De dentro de mim, para dentro de mim.

        Sinto-me no meio. Entre os mais e os menos. Entre o infinito para trás e o infinito para o futuro. O meu corpo nunca mais daí sairá, as minhas derradeiras cinzas aí continuarão, mesmo que a Terra daqui a uns largos milhões de anos seja tragada pelo Sol ou por outra estrela, lá continuarão. Mas a minha alma, não. Depois de aprender o que necessitava desta vida, irá para outra., talvez se derreta noutra, talvez venha habitar outro corpo neste ou noutro planeta, procurando o que não encontrou neste. Vejo-me a saborear as delícias doutra condição de vida, que me conceda melhor memória , que me deixe estar lá melhor, sem um corpo deste género, esquisito, que me arranjaram para passar este pouco tempo, um corpo sem estes aparelhos digestivos, urinários,  pulmonares, etc. que um qialquer senhor doutro universo inventou para ajudar a povoar este nosso planeta  ou para seu divertimento.Nesta altura é provável que ele me esteja observando e aplicando estas malandrices ou arrelias para observar como reagem estes seus insectos. Mas comigo deve ficar danado, marafado, abespinhado porque não inventou qualquer cena diabólica que me irrite, porque eu não me irrito seja com o que for que venha de fora. E como o que me salta de dentro, as palavras que escrevo nesta mensagem ou doutras que só as escrevo no tempo, me divertem, provavelmente quem ficará, no mínimo, preocupado, será ele, o que aliás não me importa só lhe estou agradecendo porque nisto encontro uma das melhores formas de viver.
       De dentro de mim, para dentro de mim.  .

Zó comigo. E contigo, se quizeres.

        Todo o homem que não pensa ou que não sabe pensar, necessita de divertimentos, de festas, de folclore.Se  não tem nada disto, entristece, cai no marasmo, não pensa em nada , porque é incapaz de pensar, porque não aprendeu a pensar. Todos os dias, já se me entranhou o costume, que não é um hábito : todos os dias acendo a vela e medito. Por vezes até sem a vela. No que a vida me deu, no que me está dando, no que me dará. Solto o pensamento, apanho o vento do presente, embarco na arca do futuro e vou por ali fora, pelos labirintos das combinações da experiência, do saber adquirido e do perdido na fantasia,  até que por vezes encontro uma planície verdejante, com animais selvagens, pássaros cantores, ar que vibra nas minhas velas e sempre, quase sempre o mar, mais perto, mais perto, chamando-me com o cantar das suas ondas rebentando na praia.
        Sem divertimentos, sem foguetes, sem jantaradas.
        Só comigo.

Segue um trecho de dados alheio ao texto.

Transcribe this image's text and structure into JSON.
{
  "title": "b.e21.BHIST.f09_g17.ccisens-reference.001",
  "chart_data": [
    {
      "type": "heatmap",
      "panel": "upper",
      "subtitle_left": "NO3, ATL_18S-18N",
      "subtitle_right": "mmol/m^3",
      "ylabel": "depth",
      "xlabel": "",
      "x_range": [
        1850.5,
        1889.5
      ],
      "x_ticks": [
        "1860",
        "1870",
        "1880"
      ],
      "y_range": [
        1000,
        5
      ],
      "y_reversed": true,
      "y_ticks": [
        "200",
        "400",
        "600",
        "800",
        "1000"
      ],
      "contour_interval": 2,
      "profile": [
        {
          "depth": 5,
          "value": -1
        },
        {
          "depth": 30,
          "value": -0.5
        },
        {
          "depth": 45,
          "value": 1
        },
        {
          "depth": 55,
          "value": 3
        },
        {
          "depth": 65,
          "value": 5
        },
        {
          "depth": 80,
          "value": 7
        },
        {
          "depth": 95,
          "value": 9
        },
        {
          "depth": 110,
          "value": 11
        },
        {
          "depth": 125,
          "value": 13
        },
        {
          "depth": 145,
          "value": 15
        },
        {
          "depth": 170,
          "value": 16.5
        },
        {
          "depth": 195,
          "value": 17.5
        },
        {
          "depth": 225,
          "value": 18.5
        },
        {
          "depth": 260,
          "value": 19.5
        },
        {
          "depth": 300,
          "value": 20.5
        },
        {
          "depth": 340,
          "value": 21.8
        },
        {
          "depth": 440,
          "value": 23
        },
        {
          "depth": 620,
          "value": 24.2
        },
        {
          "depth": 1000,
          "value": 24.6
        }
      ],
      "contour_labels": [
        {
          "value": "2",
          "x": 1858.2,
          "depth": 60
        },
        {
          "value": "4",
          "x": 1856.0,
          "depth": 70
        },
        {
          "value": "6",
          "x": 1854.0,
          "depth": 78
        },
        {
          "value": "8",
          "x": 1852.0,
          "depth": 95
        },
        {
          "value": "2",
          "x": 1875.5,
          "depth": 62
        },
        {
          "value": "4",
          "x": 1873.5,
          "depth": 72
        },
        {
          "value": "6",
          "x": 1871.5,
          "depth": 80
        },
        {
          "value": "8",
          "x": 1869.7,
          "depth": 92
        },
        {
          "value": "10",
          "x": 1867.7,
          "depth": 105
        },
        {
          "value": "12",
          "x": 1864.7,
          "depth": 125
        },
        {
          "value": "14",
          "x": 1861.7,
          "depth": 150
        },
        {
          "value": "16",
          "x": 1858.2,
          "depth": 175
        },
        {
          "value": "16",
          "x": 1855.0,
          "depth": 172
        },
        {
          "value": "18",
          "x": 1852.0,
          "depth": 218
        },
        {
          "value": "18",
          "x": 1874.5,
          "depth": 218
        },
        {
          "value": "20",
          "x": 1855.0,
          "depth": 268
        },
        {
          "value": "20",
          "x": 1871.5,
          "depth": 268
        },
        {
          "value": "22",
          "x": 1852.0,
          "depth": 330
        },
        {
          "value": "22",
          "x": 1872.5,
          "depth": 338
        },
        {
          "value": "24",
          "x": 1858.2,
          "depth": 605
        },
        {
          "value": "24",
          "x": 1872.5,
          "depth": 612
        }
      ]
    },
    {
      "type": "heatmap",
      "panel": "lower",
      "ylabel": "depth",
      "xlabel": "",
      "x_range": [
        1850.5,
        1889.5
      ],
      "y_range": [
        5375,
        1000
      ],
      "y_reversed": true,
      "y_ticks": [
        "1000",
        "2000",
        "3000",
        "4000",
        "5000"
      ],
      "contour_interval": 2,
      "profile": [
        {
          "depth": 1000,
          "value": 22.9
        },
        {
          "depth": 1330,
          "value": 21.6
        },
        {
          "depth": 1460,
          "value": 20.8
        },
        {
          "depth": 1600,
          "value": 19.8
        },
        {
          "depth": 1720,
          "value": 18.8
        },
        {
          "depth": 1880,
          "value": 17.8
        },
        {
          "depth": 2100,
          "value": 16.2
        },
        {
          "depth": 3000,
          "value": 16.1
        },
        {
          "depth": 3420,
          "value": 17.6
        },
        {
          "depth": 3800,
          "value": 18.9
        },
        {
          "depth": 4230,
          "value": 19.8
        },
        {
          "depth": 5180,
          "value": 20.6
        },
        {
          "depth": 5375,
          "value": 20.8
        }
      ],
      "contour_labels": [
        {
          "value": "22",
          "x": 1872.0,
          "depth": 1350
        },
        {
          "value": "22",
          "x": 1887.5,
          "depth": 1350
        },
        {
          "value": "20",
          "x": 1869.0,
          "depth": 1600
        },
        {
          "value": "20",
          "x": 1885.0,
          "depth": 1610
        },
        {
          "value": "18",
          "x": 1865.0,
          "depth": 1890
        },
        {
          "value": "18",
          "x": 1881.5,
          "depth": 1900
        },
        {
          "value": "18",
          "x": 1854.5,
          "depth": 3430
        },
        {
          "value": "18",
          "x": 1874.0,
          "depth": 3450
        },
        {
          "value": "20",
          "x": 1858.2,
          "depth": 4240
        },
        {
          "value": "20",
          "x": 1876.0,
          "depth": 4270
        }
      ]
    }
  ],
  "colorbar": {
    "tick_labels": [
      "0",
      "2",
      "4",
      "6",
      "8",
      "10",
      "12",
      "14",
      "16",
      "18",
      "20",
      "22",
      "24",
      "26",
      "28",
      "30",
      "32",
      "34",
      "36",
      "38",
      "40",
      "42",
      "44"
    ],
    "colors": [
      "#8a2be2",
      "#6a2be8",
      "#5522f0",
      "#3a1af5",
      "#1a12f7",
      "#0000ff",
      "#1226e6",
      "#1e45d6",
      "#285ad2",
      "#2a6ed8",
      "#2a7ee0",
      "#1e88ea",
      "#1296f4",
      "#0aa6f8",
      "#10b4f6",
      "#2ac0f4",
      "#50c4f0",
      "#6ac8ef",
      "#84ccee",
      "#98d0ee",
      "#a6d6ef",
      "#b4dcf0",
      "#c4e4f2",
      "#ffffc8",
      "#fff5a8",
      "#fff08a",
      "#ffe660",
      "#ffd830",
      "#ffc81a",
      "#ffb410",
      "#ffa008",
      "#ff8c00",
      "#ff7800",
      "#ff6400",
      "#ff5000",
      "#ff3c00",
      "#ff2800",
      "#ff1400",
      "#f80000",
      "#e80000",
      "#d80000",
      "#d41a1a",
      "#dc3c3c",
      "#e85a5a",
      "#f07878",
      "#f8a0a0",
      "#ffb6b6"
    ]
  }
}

E contigo, se quiseres olhar comigo, para a vela.

sábado, 24 de julho de 2010

Em Abril de 2009

         Em Abril do ano passado, vou recordar, enviei uma mensagem.Não sei se algum de vós a leu. Mas repito(e não é citação) : amar e ter saudade, só é possível se tivermos liberdade.

quinta-feira, 22 de julho de 2010

Começaram os sinais de mudança

         Começaram os sinais de mudança.    
         Os arautos da democracia (a deles) tomam dia a dia, medidas repudiadas há pouco tempo.
         Os tapetes começam a ser levantados, e o lixo observado começa a ser varrido.
         Calam-se os que  troçavam de certas vozes que não se calavam há bastante tempo.
         Um dia próximo começarão a dizer o mesmo, a acompanhar as vozes de que se riam. e  troçavam.    
         Na educação, na justiça, na economia.
         Volta-me a esperança de que os meus netos não tenham de andar aos tiros, nem de emigrar.

Alguns dos meus princípios

        Insistindo,propagando e usando muito da asneira, em cada momento que passa, mais difícil será atingir, aceitar e abrir os olhos à verdade. E quando chega o dia em que a reconhecem, normalmente surge a covardia da fuga sem explicações.
        A tenacidade é uma virtude se não for aplicada ao engano, à mistificação, à mentira.Deixa de ser uma virtude passa para a categoria de teimosia estúpida, e quase sempre causa danos irreparáveis.
        Aceitando que tudo se possa dizer e fazer, tal não pode nem deverá significar que se possa dizer e fazer o que prejudique outrem. A mentira repetida, poderá convencer muitos, mas termina prejudicando quase todos.
        A liberdade deve ser defendida, justificada e apoiada pela responsabilidade de quem a exige, e se serve dela. Sempre tenho respeitado e respeitarei a liberdade dos outros, desde que não me ofendam.  
        São alguns dos meus princípios.